Retinitis pigmentosa (RP) is a progressive external retinal degeneration resulting from mutation in any of the 260 genes found in the retinal pigment epithelium (RPE). The progression rate and findings of the disease are heterogeneous according to genetic mutation and heredity type. The initial symptom of the disease is usually night blindness (nyctalopia) beginning in childhood or adolescent period. Narrowing in the visual field and legal blindness develops as the disease progresses. If low grade inflammation is added, the disease is complicated by cataracts, epiretinal membrane and macular edema. In the fundus examination, the appearance of midperiferal bone spicule pigmentation is usually sufficient to diagnosis. Developments in optical coherence tomography (OCT) technology enable detailed imaging of the sensorial retina and the ellipsoid zone. The ellipsoid zone (EZ) is an image of the inner and outer segments of photoreceptor cells. Loss of EZ is considered the gold standard in the diagnosis and follow-up of RP. Visual field monitoring and electroretinography (ERG) are indirect signs of EZ loss and correlated with EZ width. Mutations in RPE disrupt the synthesis of some vital peptide and growth factors for photoreceptors.

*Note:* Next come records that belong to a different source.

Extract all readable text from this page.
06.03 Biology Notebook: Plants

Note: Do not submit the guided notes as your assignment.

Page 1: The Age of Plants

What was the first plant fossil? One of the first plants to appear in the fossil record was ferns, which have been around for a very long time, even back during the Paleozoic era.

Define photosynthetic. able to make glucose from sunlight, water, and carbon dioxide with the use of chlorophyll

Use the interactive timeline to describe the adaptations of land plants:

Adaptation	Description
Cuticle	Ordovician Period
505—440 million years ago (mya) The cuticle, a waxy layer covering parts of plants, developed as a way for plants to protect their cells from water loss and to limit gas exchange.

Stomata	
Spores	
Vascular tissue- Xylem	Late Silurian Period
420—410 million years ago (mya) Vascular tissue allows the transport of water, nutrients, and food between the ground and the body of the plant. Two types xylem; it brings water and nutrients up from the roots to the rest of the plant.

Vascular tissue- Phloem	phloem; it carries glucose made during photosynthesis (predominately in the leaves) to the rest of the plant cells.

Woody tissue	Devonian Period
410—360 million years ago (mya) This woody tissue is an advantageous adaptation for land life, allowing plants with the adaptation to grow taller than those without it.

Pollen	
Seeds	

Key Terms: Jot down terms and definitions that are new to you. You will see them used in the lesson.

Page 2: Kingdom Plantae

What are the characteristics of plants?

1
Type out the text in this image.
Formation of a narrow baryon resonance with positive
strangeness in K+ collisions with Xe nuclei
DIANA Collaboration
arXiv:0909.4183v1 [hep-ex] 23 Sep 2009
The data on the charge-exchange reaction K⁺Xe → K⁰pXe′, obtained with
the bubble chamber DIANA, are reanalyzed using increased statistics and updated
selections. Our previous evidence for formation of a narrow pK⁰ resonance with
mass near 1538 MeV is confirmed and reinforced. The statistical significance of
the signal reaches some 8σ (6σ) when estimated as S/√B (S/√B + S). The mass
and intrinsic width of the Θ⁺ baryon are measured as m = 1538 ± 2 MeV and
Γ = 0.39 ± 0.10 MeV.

Platelet-rich plasma (PRP) is a good source of growth factors. Platelets have more than 30 growth factors and cytokines in α-granules such as neurotrophic growth factor (NGF), neural factor (NF), brain derived neurotrophic factor (BDNF), basic fibroblast growth factor (bFGF), insulin-like growth factor (IGF), transforming growth factor (TGF-β), vascular endothelial growth factor (VEGF), platelet derived growth factor (PDGF) etc. These peptides regulate the energy cycle at the cellular level, local capillary blood flow, neurogenesis and cellular metabolism. Anti-inflammatory effects of PRP are also associated with soluble cytokines.

Repetitive electromagnetic stimulation (rEMS), increases binding affinity and the synthesis of growth factor receptors on neural tissues. It provides electromagnetic iontophoresis by changing the electrical charges of tyrosine kinase receptors (Trk). rEMS forms hyperpolarization-depolarization waves in neurons, thereby increasing neurotransmission and capillary blood flow. Trk receptors are commonly found around limbus, extraocular muscle insertions and the optic nerve. Molecules smaller than 75 kD can pass from the sclera passively to the suprachoroidal space. Electrical or electromagnetic iontophoresis is required for molecules larger than 75kD such as BDNF and IGF to pass through the sclera.

The aim of this study is to investigate whether natural progression rate can be slowed down with subtenon PRP or PRP application combined with rEMS in retinitis pigmentosa cases.